["Era um daqueles dias cinzentos, em que o sol não apareceu; o vento parecia ter amanhecido com sono; os pássaros não cantaram como sempre faziam; o jardim estava sem cor e sem cheiro; os beija-flores não aparecem.
Lá estava ele, o escritor, sentado em sua mesa repleta de folhas antigas, rascunhos amassados e pilhas de livros abertos, numa tentativa de receber a ilustre visita da inspiração e assim, poder escrever uma linda poesia, como sempre fizera.
Ele olhava para os lados, pegava sua caneta, na esperança que algo pudesse tocar sua alma, mas nada parecia ser digno de ser escrito. Sua caneta que outrora alçava lindos voos na imensidão da escrita, naquele dia parecia um pássaro que desaprendeu a voar.
Esse bloqueio já durava semanas; ele tentou de tudo: passeios pelo jardim, ouvir belas músicas, assistir o pôr do sol, tocar em seu violão, ler poesias ( coisas que antes lhe eram inspiradoras). Mas, cada uma dessas tentativas o levava a sensação de vazio, era como se as palavras estivessem de mal com ele. Cada tentativa era uma frustração para aquele sensível escritor.
O tempo foi se passando, e o escritor se questionava se algum dia voltaria a escrever como antes. Ele lembrou de muitas poesias que fez com leveza e naturalidade que parecia magia. As palavras, outrora vinham espontaneamente, não precisava de esforços. Era só pegar a caneta e em questão de segundos compunha uma belíssima poesia. Mas, agora o silêncio imperava naquela alma solitária.
Ele pensou em escrever sobre o amor, mas achou algo tão clichê que desistiu; então decidiu falar sobre a felicidade, contudo, olhou ao seu redor, respirou fundo, fechou os olhos e não encontrou palavras para iniciar.
Já desanimado e triste, o escritor teve uma ideia: "e se eu escrevesse sobre esse vazio? Sobre esse silêncio e desânimo?" Ele hesitou, achando algo banal e sem nexo, mas por fim, pegou sua velha caneta e começou a rascunhar umas frases sobre o deserto das ideias, e sobre o peso de não encontrar palavras para poetizar.

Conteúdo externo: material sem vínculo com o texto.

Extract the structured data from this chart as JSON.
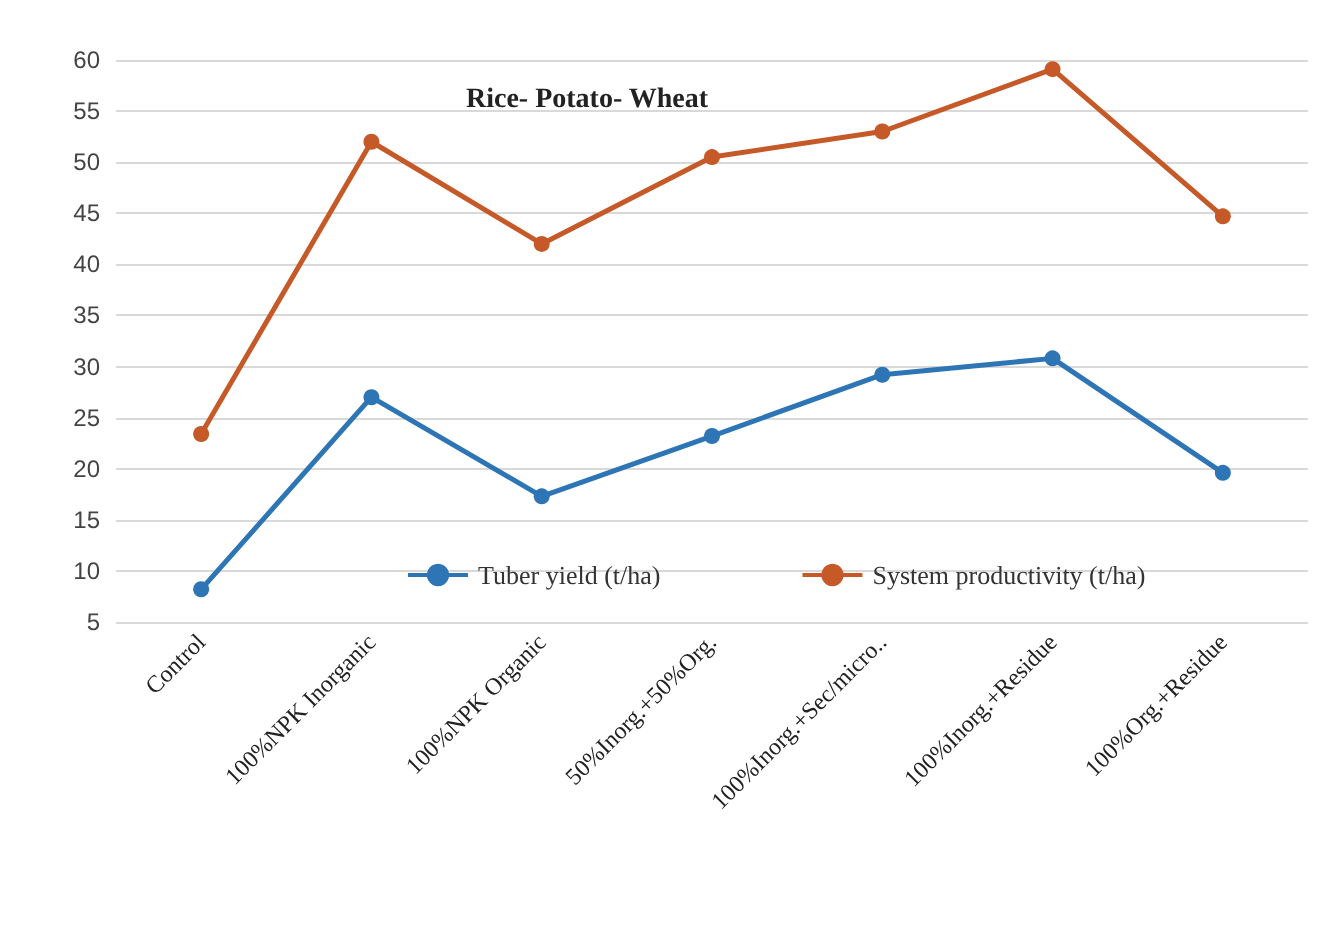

Assim, a cada linha que ele escrevia, sentia-se mais leve, como se aos poucos a doce inspiração fosse chegando, devagarinho e timidamente...
O escritor descobriu naquele dia silencioso e atípico, que até o vazio e a falta de inspiração tem uma história a ser escrita; que a ausência das palavras e o desânimo, são temas carregados de significados. Descobriu também que escrever não é só falar do belo, daquilo que encanta, mas, também dar voz aquilo que se oculta, ao vazio, a solidão e solitude e porque não a falta de inspiração.
Ao final daquele dia, o escritor estava sorrindo, não por ter conseguido escrever algo esplêndido, inédito, encantador, mas, sobretudo, por ter percebido que mesmo quando se falta as grandes ideias, mesmo quando a inspiração não for a fiel companhia, o importante é não parar de tentar, e encontrar mesmo em um dia cinzento um sol radiante, ou porque não um belo arco-íris?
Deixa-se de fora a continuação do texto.